Many of us had experienced complications following reconstruction, including wounds that are slow to heal, infections, unsightly scars and a few of us reported operations that fail completely and reconstructions have to be removed or re-done. 

Reconstruction can sometimes lead to ongoing discomfort and pain. 

Reconstruction can be done from our own body tissue or with implants, and the operation does come with risks. It often involves several surgeries, even when it goes smoothly, and can be a long drawn out process, which is disruptive to our lives. On the positive side, many of us had experienced successful reconstruction, often at the same time as mastectomy or lumpectomy, with no complications and an excellent outcome. 

The degree of our contentment with reconstructed breasts varies: some of us are very happy with our new breasts but many also find them uncomfortable, almost alien. They can feel hard and heavy, and have no feeling in them. Some of us regret having reconstruction and wish we had stayed flat. Some of us would like to have reconstruction but are unable to due to medical issues. 

The decision not to have more surgery is one that many of us make, including sometimes but not always those of us with secondary breast cancer. We feel we have spent sufficient time “under the knife” and our priorities have shifted so we prefer to avoid the demands of surgery and would rather retain our lopsidedness or flatness. For others, the decision to remain flat is simply a preference and many of us are extremely comfortable with this. Modern prostheses are quite realistic and comfortable for many of us. For some of us, failed reconstruction (often after several painful attempts and subsequent complications) means that remaining flat is our only option. Learning to accept this isn’t always easy, but we find the inner strength and determination to do so. There are also reasons why wearing a prosthesis is impossible, due to pain from scarring or lymphoedema. 

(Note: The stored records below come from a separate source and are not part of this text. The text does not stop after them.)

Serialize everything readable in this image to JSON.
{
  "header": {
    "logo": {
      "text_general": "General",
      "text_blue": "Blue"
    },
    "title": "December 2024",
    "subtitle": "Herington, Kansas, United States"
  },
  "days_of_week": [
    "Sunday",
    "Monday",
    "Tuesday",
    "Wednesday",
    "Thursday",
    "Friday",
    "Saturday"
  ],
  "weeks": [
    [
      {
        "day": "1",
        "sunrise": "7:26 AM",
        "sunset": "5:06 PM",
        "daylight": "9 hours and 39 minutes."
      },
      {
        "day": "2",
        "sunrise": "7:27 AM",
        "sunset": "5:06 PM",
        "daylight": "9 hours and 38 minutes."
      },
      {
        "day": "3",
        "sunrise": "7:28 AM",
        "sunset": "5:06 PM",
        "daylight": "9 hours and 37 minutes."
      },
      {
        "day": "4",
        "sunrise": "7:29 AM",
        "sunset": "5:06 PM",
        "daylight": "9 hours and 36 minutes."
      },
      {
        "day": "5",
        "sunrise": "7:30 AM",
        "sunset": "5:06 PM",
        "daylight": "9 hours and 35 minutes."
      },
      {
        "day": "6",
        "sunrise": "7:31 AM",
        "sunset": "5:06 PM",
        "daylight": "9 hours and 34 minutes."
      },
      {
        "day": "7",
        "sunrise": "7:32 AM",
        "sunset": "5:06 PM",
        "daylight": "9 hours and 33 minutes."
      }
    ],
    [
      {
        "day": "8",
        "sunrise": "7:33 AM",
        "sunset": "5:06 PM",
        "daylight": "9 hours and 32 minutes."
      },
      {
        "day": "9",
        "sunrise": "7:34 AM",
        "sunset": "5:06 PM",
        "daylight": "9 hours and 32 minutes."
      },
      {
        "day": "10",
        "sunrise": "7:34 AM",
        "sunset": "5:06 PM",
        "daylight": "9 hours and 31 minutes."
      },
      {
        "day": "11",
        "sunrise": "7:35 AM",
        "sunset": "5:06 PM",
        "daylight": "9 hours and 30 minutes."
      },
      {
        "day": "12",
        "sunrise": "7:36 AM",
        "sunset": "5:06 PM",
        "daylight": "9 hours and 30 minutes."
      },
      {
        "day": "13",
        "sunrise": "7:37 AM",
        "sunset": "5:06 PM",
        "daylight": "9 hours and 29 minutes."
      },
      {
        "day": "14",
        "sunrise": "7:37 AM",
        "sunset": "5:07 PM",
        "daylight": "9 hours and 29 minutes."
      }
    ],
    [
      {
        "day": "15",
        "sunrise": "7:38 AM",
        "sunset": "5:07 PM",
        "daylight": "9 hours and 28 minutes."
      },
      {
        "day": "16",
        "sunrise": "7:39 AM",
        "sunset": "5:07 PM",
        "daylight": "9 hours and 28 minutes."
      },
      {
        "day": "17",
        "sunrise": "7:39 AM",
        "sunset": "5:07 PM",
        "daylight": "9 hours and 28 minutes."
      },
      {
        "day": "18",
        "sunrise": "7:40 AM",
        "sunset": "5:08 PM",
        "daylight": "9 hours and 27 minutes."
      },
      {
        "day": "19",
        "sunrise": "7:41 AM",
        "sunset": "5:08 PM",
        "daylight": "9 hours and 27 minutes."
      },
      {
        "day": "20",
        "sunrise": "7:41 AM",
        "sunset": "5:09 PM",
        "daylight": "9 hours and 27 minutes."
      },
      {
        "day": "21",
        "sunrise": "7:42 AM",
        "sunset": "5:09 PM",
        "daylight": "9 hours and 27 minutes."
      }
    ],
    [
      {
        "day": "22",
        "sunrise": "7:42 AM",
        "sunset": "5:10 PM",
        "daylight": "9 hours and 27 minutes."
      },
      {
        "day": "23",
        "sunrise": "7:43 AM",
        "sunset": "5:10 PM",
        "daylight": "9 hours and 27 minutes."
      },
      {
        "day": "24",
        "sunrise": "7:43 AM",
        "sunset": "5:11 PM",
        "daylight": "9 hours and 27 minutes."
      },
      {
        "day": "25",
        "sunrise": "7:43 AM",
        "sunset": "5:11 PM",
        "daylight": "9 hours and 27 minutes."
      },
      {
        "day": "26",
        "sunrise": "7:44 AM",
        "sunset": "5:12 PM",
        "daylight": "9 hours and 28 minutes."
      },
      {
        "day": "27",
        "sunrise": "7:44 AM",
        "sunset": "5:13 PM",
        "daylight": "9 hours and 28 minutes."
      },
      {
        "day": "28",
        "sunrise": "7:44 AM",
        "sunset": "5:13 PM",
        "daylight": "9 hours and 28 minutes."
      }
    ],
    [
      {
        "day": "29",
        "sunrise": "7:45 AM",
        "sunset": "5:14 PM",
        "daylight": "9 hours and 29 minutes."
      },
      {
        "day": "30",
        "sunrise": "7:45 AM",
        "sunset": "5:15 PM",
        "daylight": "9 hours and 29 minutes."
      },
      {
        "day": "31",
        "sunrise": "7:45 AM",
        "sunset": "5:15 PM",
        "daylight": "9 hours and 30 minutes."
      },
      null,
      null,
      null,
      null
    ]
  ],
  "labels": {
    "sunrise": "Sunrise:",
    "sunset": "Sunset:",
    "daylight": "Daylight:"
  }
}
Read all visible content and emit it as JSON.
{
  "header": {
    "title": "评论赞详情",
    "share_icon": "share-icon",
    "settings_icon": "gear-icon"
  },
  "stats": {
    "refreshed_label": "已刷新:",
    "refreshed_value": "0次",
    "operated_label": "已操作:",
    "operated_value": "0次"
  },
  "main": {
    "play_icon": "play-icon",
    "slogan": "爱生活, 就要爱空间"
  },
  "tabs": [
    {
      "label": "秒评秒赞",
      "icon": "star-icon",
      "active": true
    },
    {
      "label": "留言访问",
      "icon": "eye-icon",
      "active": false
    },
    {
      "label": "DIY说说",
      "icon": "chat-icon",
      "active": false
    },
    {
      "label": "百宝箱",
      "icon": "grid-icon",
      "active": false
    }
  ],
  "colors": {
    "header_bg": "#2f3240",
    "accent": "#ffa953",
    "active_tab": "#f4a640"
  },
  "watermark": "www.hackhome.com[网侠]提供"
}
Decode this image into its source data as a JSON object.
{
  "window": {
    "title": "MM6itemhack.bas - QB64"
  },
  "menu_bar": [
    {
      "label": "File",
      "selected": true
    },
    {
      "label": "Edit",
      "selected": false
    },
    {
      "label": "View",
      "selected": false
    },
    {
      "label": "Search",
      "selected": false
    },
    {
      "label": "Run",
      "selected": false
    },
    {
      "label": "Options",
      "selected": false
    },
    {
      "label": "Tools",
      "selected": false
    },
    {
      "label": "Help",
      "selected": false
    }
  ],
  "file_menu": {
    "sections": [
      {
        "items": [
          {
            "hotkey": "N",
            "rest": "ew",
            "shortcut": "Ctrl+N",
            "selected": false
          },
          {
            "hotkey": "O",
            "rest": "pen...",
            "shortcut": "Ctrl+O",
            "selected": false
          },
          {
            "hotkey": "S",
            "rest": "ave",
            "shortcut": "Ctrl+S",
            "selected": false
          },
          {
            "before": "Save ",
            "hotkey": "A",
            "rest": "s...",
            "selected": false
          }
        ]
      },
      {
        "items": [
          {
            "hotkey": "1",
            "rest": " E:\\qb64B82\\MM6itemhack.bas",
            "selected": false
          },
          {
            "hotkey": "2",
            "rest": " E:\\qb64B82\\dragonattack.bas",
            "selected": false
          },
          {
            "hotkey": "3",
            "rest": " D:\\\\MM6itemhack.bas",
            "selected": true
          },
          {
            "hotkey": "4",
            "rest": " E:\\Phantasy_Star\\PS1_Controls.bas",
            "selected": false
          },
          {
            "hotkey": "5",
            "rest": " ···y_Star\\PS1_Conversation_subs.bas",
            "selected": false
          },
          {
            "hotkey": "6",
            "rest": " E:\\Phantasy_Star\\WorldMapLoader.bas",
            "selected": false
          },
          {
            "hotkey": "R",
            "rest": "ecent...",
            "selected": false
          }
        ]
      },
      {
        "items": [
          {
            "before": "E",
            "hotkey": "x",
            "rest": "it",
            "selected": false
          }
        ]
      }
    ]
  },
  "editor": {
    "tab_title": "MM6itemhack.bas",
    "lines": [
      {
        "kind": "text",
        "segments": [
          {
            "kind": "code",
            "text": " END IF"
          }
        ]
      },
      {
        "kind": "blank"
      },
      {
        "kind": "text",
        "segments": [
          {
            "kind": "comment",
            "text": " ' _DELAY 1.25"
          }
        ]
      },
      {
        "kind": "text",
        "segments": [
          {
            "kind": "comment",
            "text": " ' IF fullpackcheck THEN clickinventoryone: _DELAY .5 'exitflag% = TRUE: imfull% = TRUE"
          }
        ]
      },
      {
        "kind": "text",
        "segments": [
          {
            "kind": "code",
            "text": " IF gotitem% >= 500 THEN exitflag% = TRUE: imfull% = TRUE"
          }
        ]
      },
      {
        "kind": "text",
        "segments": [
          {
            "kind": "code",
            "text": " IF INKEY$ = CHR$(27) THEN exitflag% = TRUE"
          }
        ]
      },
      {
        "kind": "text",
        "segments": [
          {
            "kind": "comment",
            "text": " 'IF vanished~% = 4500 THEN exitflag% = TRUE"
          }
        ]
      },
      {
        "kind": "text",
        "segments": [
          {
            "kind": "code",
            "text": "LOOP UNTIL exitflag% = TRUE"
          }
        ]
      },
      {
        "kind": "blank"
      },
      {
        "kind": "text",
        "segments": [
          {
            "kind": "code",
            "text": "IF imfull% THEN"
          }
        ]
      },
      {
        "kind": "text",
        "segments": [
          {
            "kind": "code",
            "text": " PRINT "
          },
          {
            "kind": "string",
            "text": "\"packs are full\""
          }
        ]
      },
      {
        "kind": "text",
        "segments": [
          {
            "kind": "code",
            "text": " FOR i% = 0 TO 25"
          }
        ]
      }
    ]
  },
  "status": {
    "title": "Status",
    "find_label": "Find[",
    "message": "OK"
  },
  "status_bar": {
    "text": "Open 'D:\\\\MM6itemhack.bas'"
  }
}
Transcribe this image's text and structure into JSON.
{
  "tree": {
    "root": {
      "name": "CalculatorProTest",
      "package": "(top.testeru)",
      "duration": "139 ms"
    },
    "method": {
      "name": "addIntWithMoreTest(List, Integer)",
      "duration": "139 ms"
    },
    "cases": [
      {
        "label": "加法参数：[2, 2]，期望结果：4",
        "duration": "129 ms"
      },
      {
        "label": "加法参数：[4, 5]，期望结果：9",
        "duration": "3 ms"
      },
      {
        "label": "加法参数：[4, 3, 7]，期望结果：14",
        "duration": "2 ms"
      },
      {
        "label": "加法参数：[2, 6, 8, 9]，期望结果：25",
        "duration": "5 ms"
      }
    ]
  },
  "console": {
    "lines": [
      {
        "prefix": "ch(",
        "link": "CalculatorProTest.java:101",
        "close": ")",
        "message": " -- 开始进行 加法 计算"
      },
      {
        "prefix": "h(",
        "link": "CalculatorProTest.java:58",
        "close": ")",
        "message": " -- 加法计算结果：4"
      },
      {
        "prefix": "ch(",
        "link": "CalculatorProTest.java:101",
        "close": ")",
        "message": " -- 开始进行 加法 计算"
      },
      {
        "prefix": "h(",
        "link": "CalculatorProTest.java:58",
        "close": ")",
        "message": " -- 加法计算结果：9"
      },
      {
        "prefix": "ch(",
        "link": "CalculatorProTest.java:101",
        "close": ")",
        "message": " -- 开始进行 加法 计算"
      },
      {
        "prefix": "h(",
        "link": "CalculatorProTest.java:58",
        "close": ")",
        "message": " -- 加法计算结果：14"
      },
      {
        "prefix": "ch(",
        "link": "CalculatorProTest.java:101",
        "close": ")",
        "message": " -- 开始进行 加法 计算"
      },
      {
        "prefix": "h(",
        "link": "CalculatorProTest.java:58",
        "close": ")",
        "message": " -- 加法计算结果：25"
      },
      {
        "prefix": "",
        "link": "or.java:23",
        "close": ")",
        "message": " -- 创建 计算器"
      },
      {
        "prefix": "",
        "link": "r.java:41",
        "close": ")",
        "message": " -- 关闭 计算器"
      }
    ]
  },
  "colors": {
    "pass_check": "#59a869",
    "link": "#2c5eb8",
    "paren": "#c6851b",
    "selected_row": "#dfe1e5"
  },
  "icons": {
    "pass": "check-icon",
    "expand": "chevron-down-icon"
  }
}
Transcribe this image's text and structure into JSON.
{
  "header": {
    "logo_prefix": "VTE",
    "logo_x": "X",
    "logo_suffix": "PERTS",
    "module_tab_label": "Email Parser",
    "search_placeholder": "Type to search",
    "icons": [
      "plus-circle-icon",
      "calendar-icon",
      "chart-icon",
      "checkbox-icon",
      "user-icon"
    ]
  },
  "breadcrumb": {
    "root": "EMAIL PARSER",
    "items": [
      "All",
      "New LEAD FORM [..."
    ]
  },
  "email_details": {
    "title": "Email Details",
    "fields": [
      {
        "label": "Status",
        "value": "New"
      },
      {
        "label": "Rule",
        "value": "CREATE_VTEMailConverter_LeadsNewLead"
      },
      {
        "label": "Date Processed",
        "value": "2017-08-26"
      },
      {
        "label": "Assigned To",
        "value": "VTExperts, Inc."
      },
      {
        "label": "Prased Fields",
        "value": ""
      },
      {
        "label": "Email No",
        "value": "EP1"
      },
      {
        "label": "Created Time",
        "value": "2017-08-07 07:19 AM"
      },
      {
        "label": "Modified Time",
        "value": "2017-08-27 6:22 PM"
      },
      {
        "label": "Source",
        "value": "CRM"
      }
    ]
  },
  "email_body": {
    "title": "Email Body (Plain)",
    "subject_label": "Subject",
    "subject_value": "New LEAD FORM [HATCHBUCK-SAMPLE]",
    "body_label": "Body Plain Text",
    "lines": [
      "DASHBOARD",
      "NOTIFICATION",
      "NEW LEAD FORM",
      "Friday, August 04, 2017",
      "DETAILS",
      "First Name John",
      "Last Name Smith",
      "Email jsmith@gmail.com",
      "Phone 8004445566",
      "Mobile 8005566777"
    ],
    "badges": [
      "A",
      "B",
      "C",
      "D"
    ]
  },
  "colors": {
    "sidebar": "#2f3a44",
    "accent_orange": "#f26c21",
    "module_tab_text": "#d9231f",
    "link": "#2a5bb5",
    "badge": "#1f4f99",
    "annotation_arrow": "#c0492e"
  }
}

What became clear from our discussion is how rich and varied our views are, that we want to feel in control of our bodies and the decisions made about breast surgery. We want to be informed and consulted, not rushed into decisions we might later regret. We are grateful to have our cancer treated, the tumours removed, but we also want our psychological health to be considered. We want to feel we are individuals and that our views are respected and supported, our feelings validated - what happens in the operating theatre changes far more than our physical appearance.